I actually used to use a chrome extension that did exactly that, minus the devotion! I think it was called friction or something...
Yes, I know I can get the lag, but I really want the second part!
I’d love to create a browser extension or applet that automatically searches my local library catalog and saves available titles to a “to read” list (or, as a bonus, automatically submits a purchase request for books that the line hasn’t acquired yet). There are a million list apps, but it’s annoyingly difficult to connect them to work in sync.
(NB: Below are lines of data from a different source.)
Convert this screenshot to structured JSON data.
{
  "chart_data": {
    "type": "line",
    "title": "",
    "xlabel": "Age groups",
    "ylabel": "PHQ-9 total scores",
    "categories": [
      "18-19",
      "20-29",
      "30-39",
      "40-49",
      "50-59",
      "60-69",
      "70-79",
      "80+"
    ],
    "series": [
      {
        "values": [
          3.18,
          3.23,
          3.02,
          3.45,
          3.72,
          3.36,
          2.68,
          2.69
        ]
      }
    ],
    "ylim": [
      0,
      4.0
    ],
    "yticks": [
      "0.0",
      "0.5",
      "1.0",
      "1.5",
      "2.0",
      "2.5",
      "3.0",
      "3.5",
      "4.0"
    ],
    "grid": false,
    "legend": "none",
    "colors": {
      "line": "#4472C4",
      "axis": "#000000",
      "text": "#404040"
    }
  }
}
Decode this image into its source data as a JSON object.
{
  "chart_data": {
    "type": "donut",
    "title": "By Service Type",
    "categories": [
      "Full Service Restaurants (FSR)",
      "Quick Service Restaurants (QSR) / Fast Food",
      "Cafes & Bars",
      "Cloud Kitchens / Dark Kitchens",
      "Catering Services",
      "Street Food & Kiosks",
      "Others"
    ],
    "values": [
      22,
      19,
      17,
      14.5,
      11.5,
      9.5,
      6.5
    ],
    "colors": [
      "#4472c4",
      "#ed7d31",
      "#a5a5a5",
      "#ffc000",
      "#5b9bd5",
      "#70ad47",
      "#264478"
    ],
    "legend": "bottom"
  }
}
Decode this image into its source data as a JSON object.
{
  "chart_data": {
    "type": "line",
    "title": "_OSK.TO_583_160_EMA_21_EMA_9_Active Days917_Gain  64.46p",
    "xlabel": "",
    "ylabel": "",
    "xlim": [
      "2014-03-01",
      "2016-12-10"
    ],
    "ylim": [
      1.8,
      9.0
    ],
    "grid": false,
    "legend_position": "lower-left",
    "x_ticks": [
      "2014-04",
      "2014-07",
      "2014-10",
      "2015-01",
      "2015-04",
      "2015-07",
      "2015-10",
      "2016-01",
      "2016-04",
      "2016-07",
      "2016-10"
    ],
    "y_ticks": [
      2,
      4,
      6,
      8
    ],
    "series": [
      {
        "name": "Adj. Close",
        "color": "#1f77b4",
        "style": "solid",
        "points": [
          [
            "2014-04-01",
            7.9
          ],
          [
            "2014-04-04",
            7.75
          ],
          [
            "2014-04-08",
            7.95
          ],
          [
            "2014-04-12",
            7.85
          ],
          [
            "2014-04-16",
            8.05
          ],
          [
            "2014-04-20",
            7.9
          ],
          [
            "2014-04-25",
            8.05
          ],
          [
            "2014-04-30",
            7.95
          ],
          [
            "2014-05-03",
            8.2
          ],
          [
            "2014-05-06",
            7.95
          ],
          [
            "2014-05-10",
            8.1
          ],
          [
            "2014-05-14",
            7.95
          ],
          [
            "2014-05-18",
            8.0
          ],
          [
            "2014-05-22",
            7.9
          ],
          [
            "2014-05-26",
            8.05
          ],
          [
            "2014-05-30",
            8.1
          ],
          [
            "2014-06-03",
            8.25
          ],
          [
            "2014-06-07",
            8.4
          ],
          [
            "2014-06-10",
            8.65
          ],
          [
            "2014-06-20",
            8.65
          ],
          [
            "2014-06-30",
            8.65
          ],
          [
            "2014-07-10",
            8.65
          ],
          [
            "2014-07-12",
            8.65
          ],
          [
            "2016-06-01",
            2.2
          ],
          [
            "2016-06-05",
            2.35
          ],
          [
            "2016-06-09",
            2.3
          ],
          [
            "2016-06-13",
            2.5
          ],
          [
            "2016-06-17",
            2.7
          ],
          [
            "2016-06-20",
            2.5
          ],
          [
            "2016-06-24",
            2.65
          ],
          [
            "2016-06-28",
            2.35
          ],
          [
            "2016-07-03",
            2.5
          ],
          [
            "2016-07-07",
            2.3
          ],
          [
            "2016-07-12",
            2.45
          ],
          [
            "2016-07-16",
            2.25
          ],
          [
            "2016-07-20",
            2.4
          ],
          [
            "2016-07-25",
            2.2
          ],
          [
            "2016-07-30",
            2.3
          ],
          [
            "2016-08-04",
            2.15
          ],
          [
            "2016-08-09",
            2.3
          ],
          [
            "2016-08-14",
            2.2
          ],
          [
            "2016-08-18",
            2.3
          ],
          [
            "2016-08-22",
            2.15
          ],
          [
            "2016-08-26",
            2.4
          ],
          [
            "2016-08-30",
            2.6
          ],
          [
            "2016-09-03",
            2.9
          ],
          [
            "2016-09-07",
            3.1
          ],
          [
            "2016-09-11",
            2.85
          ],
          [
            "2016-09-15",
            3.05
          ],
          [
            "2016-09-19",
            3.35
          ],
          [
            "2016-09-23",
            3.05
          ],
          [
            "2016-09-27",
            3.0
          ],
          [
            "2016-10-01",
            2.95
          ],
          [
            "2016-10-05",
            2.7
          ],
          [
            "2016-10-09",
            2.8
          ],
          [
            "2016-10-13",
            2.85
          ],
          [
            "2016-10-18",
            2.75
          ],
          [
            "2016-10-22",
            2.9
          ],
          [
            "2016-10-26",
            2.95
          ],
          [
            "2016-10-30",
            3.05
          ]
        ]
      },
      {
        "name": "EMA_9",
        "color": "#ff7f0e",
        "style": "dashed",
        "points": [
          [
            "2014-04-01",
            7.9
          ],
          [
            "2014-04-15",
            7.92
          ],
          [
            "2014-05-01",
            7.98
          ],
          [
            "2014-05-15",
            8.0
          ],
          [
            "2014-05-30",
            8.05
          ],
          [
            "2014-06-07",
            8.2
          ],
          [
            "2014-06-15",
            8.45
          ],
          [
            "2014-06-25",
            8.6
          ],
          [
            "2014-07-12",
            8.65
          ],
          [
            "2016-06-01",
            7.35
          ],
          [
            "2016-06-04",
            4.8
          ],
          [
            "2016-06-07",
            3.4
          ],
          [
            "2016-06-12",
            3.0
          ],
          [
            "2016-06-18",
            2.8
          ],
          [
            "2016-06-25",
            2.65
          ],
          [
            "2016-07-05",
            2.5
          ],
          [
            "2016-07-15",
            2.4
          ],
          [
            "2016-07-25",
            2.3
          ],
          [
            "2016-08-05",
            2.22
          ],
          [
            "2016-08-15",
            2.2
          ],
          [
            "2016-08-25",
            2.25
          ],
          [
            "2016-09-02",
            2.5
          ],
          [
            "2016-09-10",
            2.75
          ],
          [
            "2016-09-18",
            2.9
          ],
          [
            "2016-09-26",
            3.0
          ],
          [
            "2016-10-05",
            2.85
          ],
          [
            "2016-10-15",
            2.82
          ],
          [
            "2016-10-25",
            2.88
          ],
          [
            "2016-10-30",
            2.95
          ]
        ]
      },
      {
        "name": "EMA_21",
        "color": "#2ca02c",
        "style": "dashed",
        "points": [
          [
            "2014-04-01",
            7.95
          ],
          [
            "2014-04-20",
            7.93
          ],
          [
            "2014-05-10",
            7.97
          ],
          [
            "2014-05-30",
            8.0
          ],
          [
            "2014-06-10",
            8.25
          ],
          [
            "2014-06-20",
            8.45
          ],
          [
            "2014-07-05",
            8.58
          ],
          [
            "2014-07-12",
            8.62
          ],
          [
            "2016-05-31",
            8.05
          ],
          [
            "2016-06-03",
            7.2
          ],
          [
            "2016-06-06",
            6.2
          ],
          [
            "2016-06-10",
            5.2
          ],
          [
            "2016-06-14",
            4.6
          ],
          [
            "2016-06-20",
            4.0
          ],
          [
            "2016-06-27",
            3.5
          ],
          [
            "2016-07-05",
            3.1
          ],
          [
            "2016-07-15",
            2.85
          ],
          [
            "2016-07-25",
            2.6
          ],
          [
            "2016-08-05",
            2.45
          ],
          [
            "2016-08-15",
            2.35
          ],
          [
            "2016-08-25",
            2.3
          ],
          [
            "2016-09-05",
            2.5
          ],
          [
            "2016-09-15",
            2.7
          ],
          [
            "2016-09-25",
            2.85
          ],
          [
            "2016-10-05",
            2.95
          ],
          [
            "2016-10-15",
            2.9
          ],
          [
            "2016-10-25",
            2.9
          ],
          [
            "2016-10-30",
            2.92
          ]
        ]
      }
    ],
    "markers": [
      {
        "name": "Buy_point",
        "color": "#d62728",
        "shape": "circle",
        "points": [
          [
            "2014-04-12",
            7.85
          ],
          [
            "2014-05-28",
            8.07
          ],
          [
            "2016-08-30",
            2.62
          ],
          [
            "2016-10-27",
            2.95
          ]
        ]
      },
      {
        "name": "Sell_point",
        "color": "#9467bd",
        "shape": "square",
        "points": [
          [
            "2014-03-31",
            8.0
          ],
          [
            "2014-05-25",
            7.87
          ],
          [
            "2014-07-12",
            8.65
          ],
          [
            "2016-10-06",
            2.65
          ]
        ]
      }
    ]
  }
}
E.g., there are extensions that link Amazon & library catalogs, but they aren’t also connected to Goodreads, Letterboxd, etc., so they don’t save the time of labor of federating all the lists and retrieving the physical items.
Cool project! I use this library extension for a smaller version of that use case: https://www.libraryextension.com/
When I’m on Amazon it shows me if the book is at my library and I can click through to place holds
Another thought. I wonder if this would allow regular people to fix things. There's a lot now that has to be fixed by professional coders and not by just someone with mechanical skills. But if more people have access to coding, maybe more people could fix things.
> if more people have access to coding
In my (only kinda educated) opinion this should be addressed by access to old-fashioned coding, opposed to access to AI-generated code blocks.